At observatories in eight locations in the U.S., Mexico, Chile, Spain, and Antarctica, teams waited for Doeleman’s online instructions to turn on their telescopes. When they did, the array would aim antennas, each cupped inside a parabolic dish, at the same point in the sky. The array of telescopes was called Event Horizon Telescope (EHT). Each telescope would gather data about the same target. When combined, the data should make an image. Doeleman and his team hoped it would be the world’s first photograph of a black hole—or whatever strange object they found instead.
Shep Doeleman and his team members monitored the progress of the Event Horizon Telescope in locations around the world.
The EHT’s targets were located at the swirling centers of two galaxies. These objects had names, though no one had ever seen them. Sagittarius A* is about 25 million light-years away, inside our own spiral-shaped Milky Way galaxy. The other object is called M87*. It is tucked inside the oval-shaped Messier 87 (M87) galaxy, 53 million light-years away.

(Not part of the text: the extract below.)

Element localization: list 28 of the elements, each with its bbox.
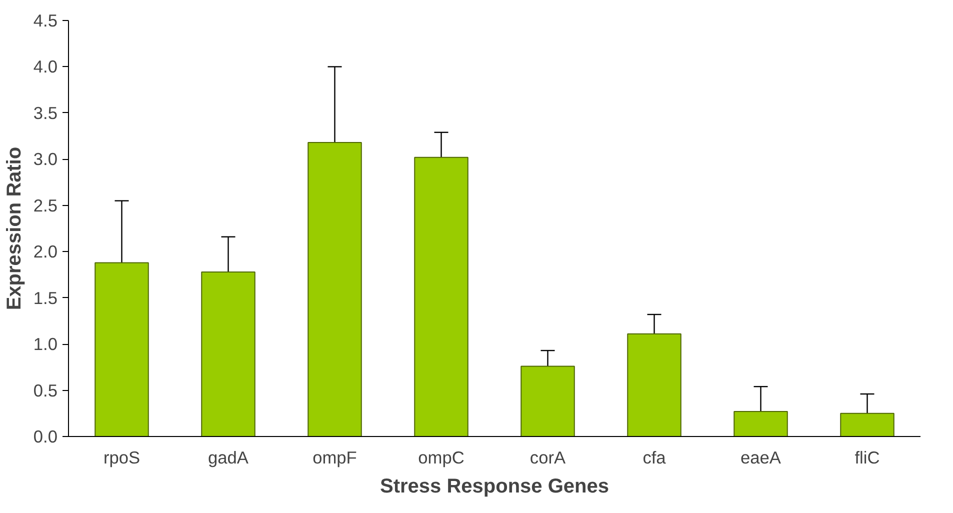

M87 is so big and bright it was discovered in 1781 with an optical telescope. However, the EHT was not an optical telescope. Visible light is useless for hunting black holes. The EHT was a radio telescope that used light not visible to humans.
Though scientists have seen stars spinning around Sagittarius A*—located in the center of this image, taken with the Hubble Space Telescope—no one has ever seen the black hole itself.
Even without a photograph, scientists could already picture a black hole. They imagined a dark sphere. It has no surface, like a shadow. But unlike a normal shadow, a black hole has mass—great mass, in fact. Like the sun or any star with great mass, a black hole pulls matter into its orbit. But a black hole’s mass and gravity are greater than any other known object in the universe. Anything in its orbit that slips too close—dust, clouds of gas, stars—can break apart and spiral inward toward its center. Even light cannot escape a black hole.